When I was a child, supermarkets were extremely rare.
Instead people shopped on their local high street. They wandered in and out of
each shop buying their meat from one, their vegetables and fruit from another.
For frozen goods there were special shops with rows and rows of freezers, all
closed, their contents disguised behind opaque lids that one had to lift to
uncover their contents like a treasure trove. There were shops for newspapers
and confectionery, shops for bread and baked goods, shops for shoes, shops for
music which sold not just rock and pop albums but also musical instruments and
sheet music. There were shops for general dry goods, grocers’ shops, which sold
nuts by the pound, great vats of flour. The floor of the butcher’s shop was
covered with sawdust and wood shavings; the butcher’s apron bore vertical
stripes in red or blue and white, often streaked with brown, finger shaped
stains of dried blood. The black pudding with its fat intestinal coils always gave
me the shivers. Shopping took time, it was a ritual. Many shops had individual
owners, the chain store was rare. People took care over their offerings; bakers
prided themselves on their skill.
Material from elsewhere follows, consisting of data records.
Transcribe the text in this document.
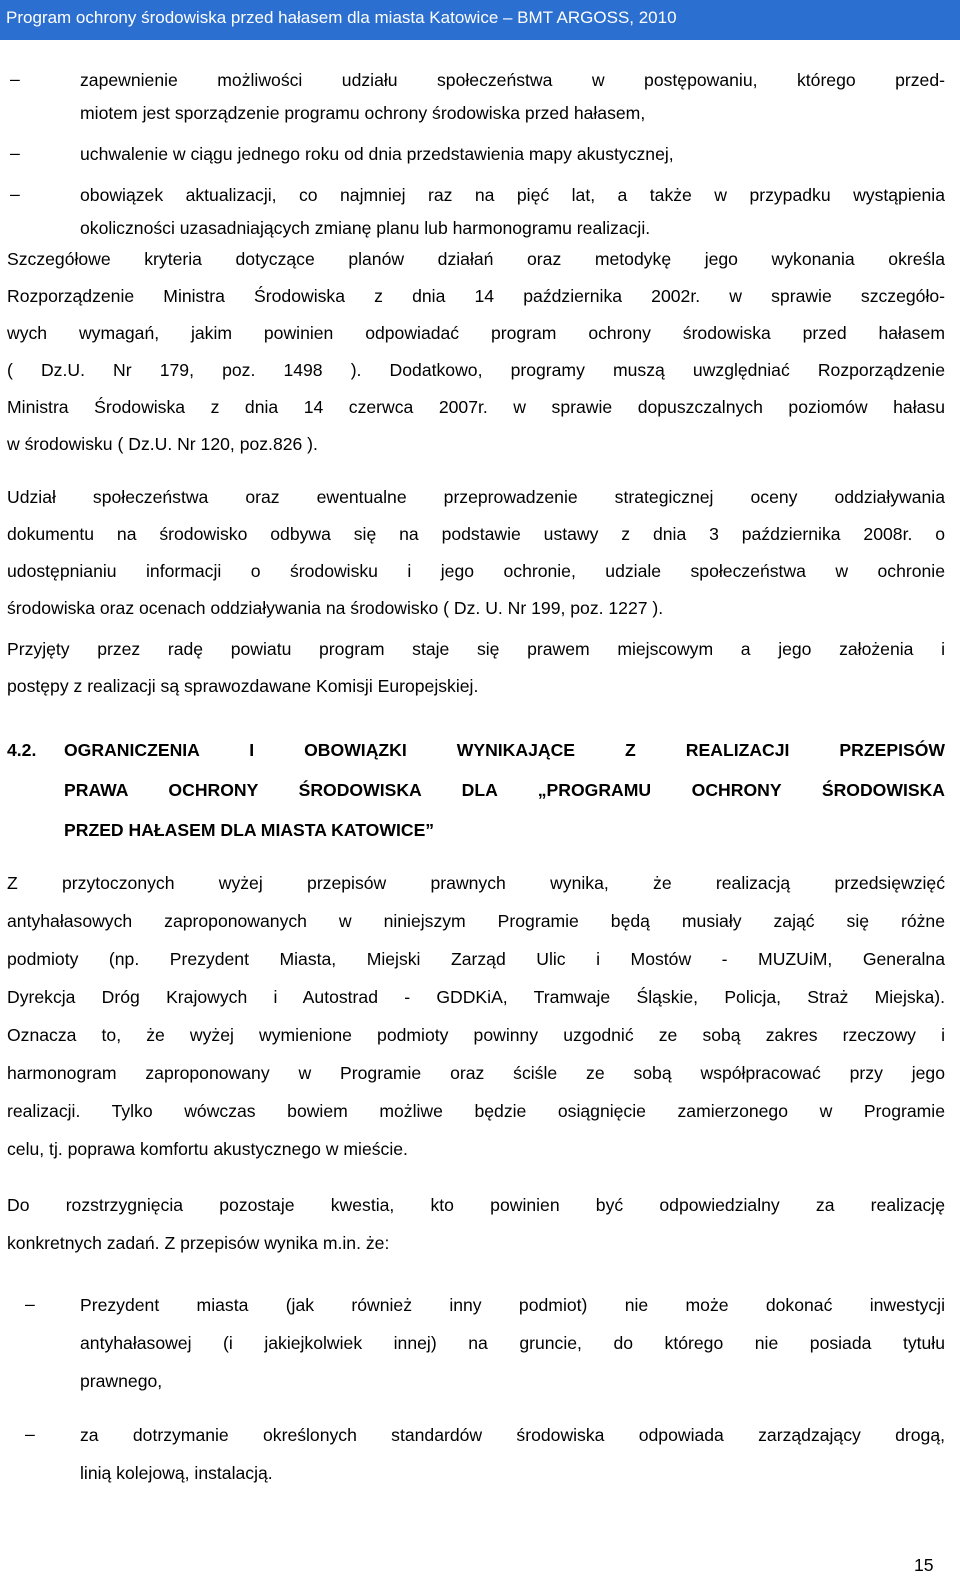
Program ochrony środowiska przed hałasem dla miasta Katowice – BMT ARGOSS, 2010
–	zapewnienie możliwości udziału społeczeństwa w postępowaniu, którego przed-
miotem jest sporządzenie programu ochrony środowiska przed hałasem,
–	uchwalenie w ciągu jednego roku od dnia przedstawienia mapy akustycznej,
–	obowiązek aktualizacji, co najmniej raz na pięć lat, a także w przypadku wystąpienia
okoliczności uzasadniających zmianę planu lub harmonogramu realizacji.
Szczegółowe kryteria dotyczące planów działań oraz metodykę jego wykonania określa
Rozporządzenie Ministra Środowiska z dnia 14 października 2002r. w sprawie szczegóło-
wych wymagań, jakim powinien odpowiadać program ochrony środowiska przed hałasem
( Dz.U. Nr 179, poz. 1498 ). Dodatkowo, programy muszą uwzględniać Rozporządzenie
Ministra Środowiska z dnia 14 czerwca 2007r. w sprawie dopuszczalnych poziomów hałasu
w środowisku ( Dz.U. Nr 120, poz.826 ).
Udział społeczeństwa oraz ewentualne przeprowadzenie strategicznej oceny oddziaływania
dokumentu na środowisko odbywa się na podstawie ustawy z dnia 3 października 2008r. o
udostępnianiu informacji o środowisku i jego ochronie, udziale społeczeństwa w ochronie
środowiska oraz ocenach oddziaływania na środowisko ( Dz. U. Nr 199, poz. 1227 ).
Przyjęty przez radę powiatu program staje się prawem miejscowym a jego założenia i
postępy z realizacji są sprawozdawane Komisji Europejskiej.
4.2. OGRANICZENIA I OBOWIĄZKI WYNIKAJĄCE Z REALIZACJI PRZEPISÓW
PRAWA OCHRONY ŚRODOWISKA DLA „PROGRAMU OCHRONY ŚRODOWISKA
PRZED HAŁASEM DLA MIASTA KATOWICE”
Z przytoczonych wyżej przepisów prawnych wynika, że realizacją przedsięwzięć
antyhałasowych zaproponowanych w niniejszym Programie będą musiały zająć się różne
podmioty (np. Prezydent Miasta, Miejski Zarząd Ulic i Mostów - MUZUiM, Generalna
Dyrekcja Dróg Krajowych i Autostrad - GDDKiA, Tramwaje Śląskie, Policja, Straż Miejska).
Oznacza to, że wyżej wymienione podmioty powinny uzgodnić ze sobą zakres rzeczowy i
harmonogram zaproponowany w Programie oraz ściśle ze sobą współpracować przy jego
realizacji. Tylko wówczas bowiem możliwe będzie osiągnięcie zamierzonego w Programie
celu, tj. poprawa komfortu akustycznego w mieście.
Do rozstrzygnięcia pozostaje kwestia, kto powinien być odpowiedzialny za realizację
konkretnych zadań. Z przepisów wynika m.in. że:
–	Prezydent miasta (jak również inny podmiot) nie może dokonać inwestycji
antyhałasowej (i jakiejkolwiek innej) na gruncie, do którego nie posiada tytułu
prawnego,
–	za dotrzymanie określonych standardów środowiska odpowiada zarządzający drogą,
linią kolejową, instalacją.
15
If a cream bun cost ten pence more in one
shop than another but were the best cream buns in town, one didn’t begrudge
paying the extra.
Market days were always exciting. On Bank Holiday Mondays there
would be a special market; the streets were riddled with stalls that spread
across half the town and each turning brought new surprises. Stalls selling
books and magazines, handbags and cheap dresses, belts, treats, all sorts of
things. The food sellers would fill the air with marvellous smells: candyfloss
and doughnuts, hotdogs and burgers, the humble but quintessential chip. The
streets would be littered with food wrappers and plastic bags; dogs would wind
a path through forests of legs, feasting on scraps of discarded food alongside
the pigeons and blackbirds, brown fluttering of sparrows. Stall owners would
cry their wares, their offers “three for
a pound…two for the price of one…a fiver for the last one, they’ve all got to
go”. Markets are a carnival of colour, a confusion of sound, a jumble, a
lot of fun to walk around.
Supermarkets are convenient. They are the perfect reflection
of a world which measures value in terms of time and cost. If I had my choice,
I’d rather have a messy market day, meat wrapped in paper and a cream bun from
the best, if most expensive, bakery.